Platecarpus : Le problème de description des systèmes biochimiques **se passe très bien de l'évolution** (pas besoin de savoir comment ce qu'on observe est arrivé là pour en faire une description précise ou une photographie).
Julien : Subtilement, vous progressez.
J'ai ajouté juste après que la description n'est pas tout en biochimie. Il faut aussi la compréhension - et c'est celle-là qui ne se passe pas de l'évolution. Bruno (auquel je fais plus confiance que moi sur ce sujet, dont il est spécialiste) ne dit pas autre chose.
Platecarpus : Cohérent et logique, c'est à dire créé ?? Vous nous les ferez toutes. Un cristal aussi est cohérent et logique, et il n'a pas été créé pour autant.
Julien : Quelle réponse brillante ! Le copié-collé Talkorigins. Le cristal est un « système » ordonné. La cellule, elle, est organisée, je veux dire que des parties différentes interagissent et que des fonctions résultent de ces interactions.
Retirez un élément de la cellule et vous diminuez la cohérence. Brisez un cristal et la cohérence (l’arrangement atomique) reste la même. Est-ce qu’on est d’accord ?
C'est vrai d'un cristal standard, très simple. Ce n'est pas vrai de la majorité des cristaux, plus complexes, chez lesquels on observe plusieurs parties à l'arrangement atomique différent : il y a des dislocations vis, des parties où certaines espèces chimiques sont remplacées par d'autres, etc. Ce sont ces particularités qui donnent lieu à quelque chose qui rappelle la transmission héréditaire chez certains cristaux - et qui en fait d'authentiques systèmes organisés.
Votre contre-argument est à peu près aussi valable que : "La cellule n'est pas un système organisée ! Brisez la macromolécule d'ADN, et l'arrangement en double hélice reste le même". Bien sûr que c'est le cas : simplement, réduire tout cristal quel qu'il soit à un arrangement atomique répétitif l'est autant que de réduire une cellule à son ADN.

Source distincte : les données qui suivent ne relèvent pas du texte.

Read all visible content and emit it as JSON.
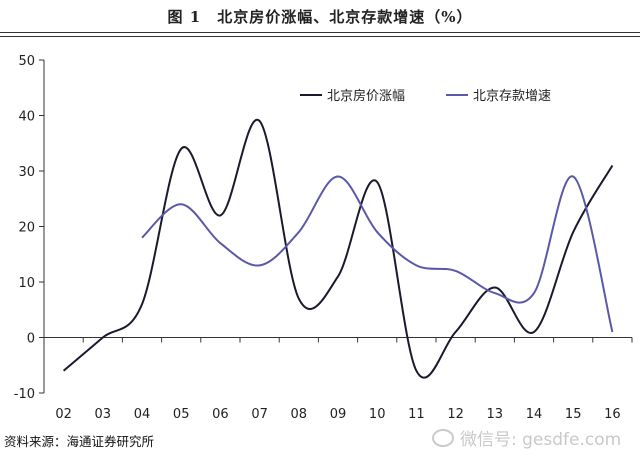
{
  "title": "图 1　北京房价涨幅、北京存款增速（%）",
  "source": "资料来源：海通证券研究所",
  "watermark": "微信号: gesdfe.com",
  "colors": {
    "house": "#1a1a2e",
    "deposit": "#5a58a8"
  },
  "chart_data": {
    "type": "line",
    "categories": [
      "02",
      "03",
      "04",
      "05",
      "06",
      "07",
      "08",
      "09",
      "10",
      "11",
      "12",
      "13",
      "14",
      "15",
      "16"
    ],
    "ylim": [
      -10,
      50
    ],
    "yticks": [
      -10,
      0,
      10,
      20,
      30,
      40,
      50
    ],
    "grid": false,
    "legend_position": "top-right",
    "series": [
      {
        "name": "北京房价涨幅",
        "color_key": "house",
        "values": [
          -6,
          0,
          6,
          34,
          22,
          39,
          7,
          11,
          28,
          -6,
          1,
          9,
          1,
          19,
          31
        ]
      },
      {
        "name": "北京存款增速",
        "color_key": "deposit",
        "values": [
          null,
          null,
          18,
          24,
          17,
          13,
          19,
          29,
          19,
          13,
          12,
          8,
          8,
          29,
          1
        ]
      }
    ]
  }
}
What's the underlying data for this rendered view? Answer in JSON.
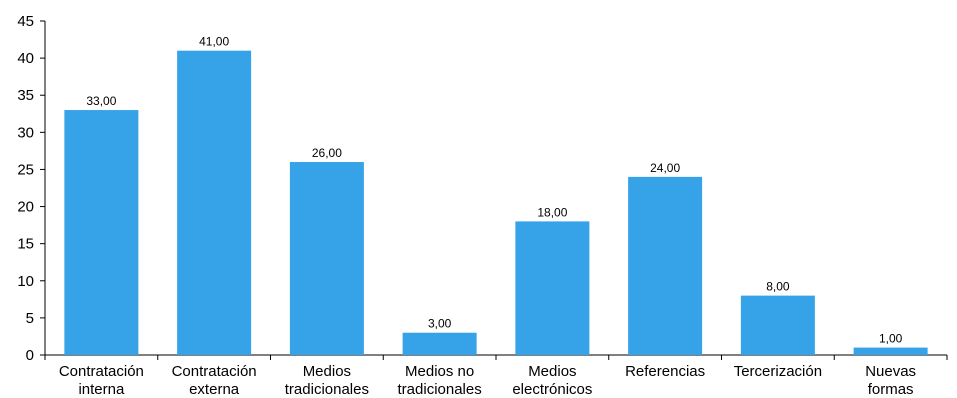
{
  "chart_data": {
    "type": "bar",
    "categories": [
      [
        "Contratación",
        "interna"
      ],
      [
        "Contratación",
        "externa"
      ],
      [
        "Medios",
        "tradicionales"
      ],
      [
        "Medios no",
        "tradicionales"
      ],
      [
        "Medios",
        "electrónicos"
      ],
      [
        "Referencias"
      ],
      [
        "Tercerización"
      ],
      [
        "Nuevas",
        "formas"
      ]
    ],
    "values": [
      33,
      41,
      26,
      3,
      18,
      24,
      8,
      1
    ],
    "value_labels": [
      "33,00",
      "41,00",
      "26,00",
      "3,00",
      "18,00",
      "24,00",
      "8,00",
      "1,00"
    ],
    "yticks": [
      "0",
      "5",
      "10",
      "15",
      "20",
      "25",
      "30",
      "35",
      "40",
      "45"
    ],
    "ylim": [
      0,
      45
    ],
    "title": "",
    "xlabel": "",
    "ylabel": "",
    "grid": false,
    "bar_color": "#36a3e8"
  }
}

Julien : « Si vous comparez une protéine avec N’IMPORTE QUELLE autre protéine (de ce génome) [contrairement à deux gènes pris au hasard] qui a un nombre d’acides aminées semblable, vous vous rendez compte qu’à la base (fréquence des acides aminées) la divergence est profonde. C'est-à-dire que la protéine ayant la fréquence d’acides aminées la plus proche est à en moyenne 40 acides aminés de différence. On ne parle pas de l’ordre des acides aminés encore !!

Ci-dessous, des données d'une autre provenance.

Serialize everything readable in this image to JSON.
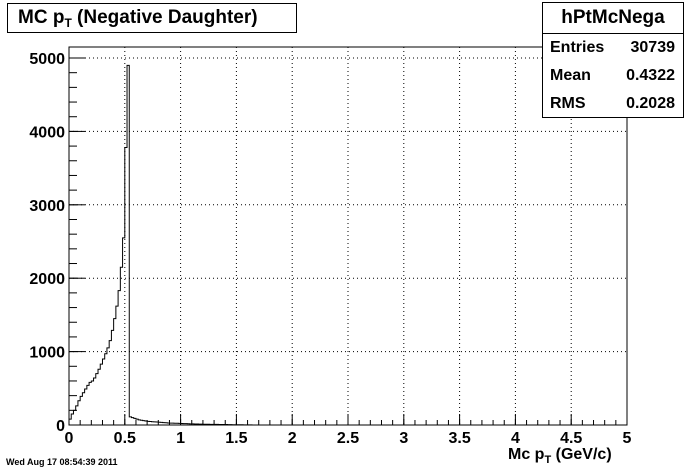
{
  "title": {
    "main": "MC p",
    "sub": "T",
    "rest": " (Negative Daughter)"
  },
  "stats": {
    "name": "hPtMcNega",
    "rows": [
      {
        "label": "Entries",
        "value": "30739"
      },
      {
        "label": "Mean",
        "value": "0.4322"
      },
      {
        "label": "RMS",
        "value": "0.2028"
      }
    ]
  },
  "xaxis_title": {
    "main": "Mc p",
    "sub": "T",
    "rest": " (GeV/c)"
  },
  "datestamp": "Wed Aug 17 08:54:39 2011",
  "colors": {
    "line": "#000000",
    "grid": "#000000",
    "background": "#ffffff"
  },
  "chart_data": {
    "type": "histogram",
    "xlim": [
      0,
      5
    ],
    "ylim": [
      0,
      5150
    ],
    "grid": true,
    "x_ticks": [
      "0",
      "0.5",
      "1",
      "1.5",
      "2",
      "2.5",
      "3",
      "3.5",
      "4",
      "4.5",
      "5"
    ],
    "y_ticks": [
      "0",
      "1000",
      "2000",
      "3000",
      "4000",
      "5000"
    ],
    "bin_width": 0.02,
    "bins": [
      [
        0.0,
        80
      ],
      [
        0.02,
        150
      ],
      [
        0.04,
        200
      ],
      [
        0.06,
        260
      ],
      [
        0.08,
        330
      ],
      [
        0.1,
        390
      ],
      [
        0.12,
        440
      ],
      [
        0.14,
        490
      ],
      [
        0.16,
        540
      ],
      [
        0.18,
        580
      ],
      [
        0.2,
        600
      ],
      [
        0.22,
        640
      ],
      [
        0.24,
        700
      ],
      [
        0.26,
        760
      ],
      [
        0.28,
        830
      ],
      [
        0.3,
        900
      ],
      [
        0.32,
        970
      ],
      [
        0.34,
        1050
      ],
      [
        0.36,
        1150
      ],
      [
        0.38,
        1290
      ],
      [
        0.4,
        1450
      ],
      [
        0.42,
        1620
      ],
      [
        0.44,
        1830
      ],
      [
        0.46,
        2150
      ],
      [
        0.48,
        2550
      ],
      [
        0.5,
        3780
      ],
      [
        0.52,
        4900
      ],
      [
        0.54,
        110
      ],
      [
        0.56,
        100
      ],
      [
        0.58,
        90
      ],
      [
        0.6,
        80
      ],
      [
        0.62,
        70
      ],
      [
        0.64,
        65
      ],
      [
        0.66,
        60
      ],
      [
        0.68,
        55
      ],
      [
        0.7,
        50
      ],
      [
        0.72,
        48
      ],
      [
        0.74,
        45
      ],
      [
        0.76,
        42
      ],
      [
        0.78,
        40
      ],
      [
        0.8,
        38
      ],
      [
        0.82,
        35
      ],
      [
        0.84,
        33
      ],
      [
        0.86,
        30
      ],
      [
        0.88,
        28
      ],
      [
        0.9,
        26
      ],
      [
        0.92,
        25
      ],
      [
        0.94,
        24
      ],
      [
        0.96,
        23
      ],
      [
        0.98,
        22
      ],
      [
        1.0,
        20
      ],
      [
        1.02,
        19
      ],
      [
        1.04,
        18
      ],
      [
        1.06,
        17
      ],
      [
        1.08,
        16
      ],
      [
        1.1,
        15
      ],
      [
        1.12,
        14
      ],
      [
        1.14,
        13
      ],
      [
        1.16,
        12
      ],
      [
        1.18,
        12
      ],
      [
        1.2,
        11
      ],
      [
        1.22,
        10
      ],
      [
        1.24,
        10
      ],
      [
        1.26,
        9
      ],
      [
        1.28,
        9
      ],
      [
        1.3,
        8
      ],
      [
        1.32,
        8
      ],
      [
        1.34,
        7
      ],
      [
        1.36,
        7
      ],
      [
        1.38,
        6
      ],
      [
        1.4,
        6
      ],
      [
        1.42,
        5
      ],
      [
        1.44,
        5
      ],
      [
        1.46,
        4
      ],
      [
        1.48,
        4
      ],
      [
        1.5,
        4
      ],
      [
        1.52,
        3
      ],
      [
        1.54,
        3
      ],
      [
        1.56,
        2
      ],
      [
        1.58,
        2
      ],
      [
        1.6,
        1
      ],
      [
        1.62,
        1
      ],
      [
        1.64,
        0
      ]
    ]
  }
}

J'ai déjà donné mes contre-exemples de familles de gènes : les gènes Hox devraient suffire (il y en a évidemment beaucoup d'autres ; c'est, je le répète, une règle générale).
Ces gènes-là montrent exactement ce à quoi nous devons nous attendre si ces gènes sont issus de la duplication d'un gène ancestral : de longues séquences communes (évidemment, des gènes s'étant "séparés" évolutivement depuis plus longtemps peuvent tout à fait avoir des séquences très différentes. J'ai déjà expliqué en quoi cette donnée n'est pas un argument anti-évolution à : l'évolution, à long terme, permet parfaitement une large divergence des séquences, et ce malgré le faible ratio séquences utiles/séquences possibles).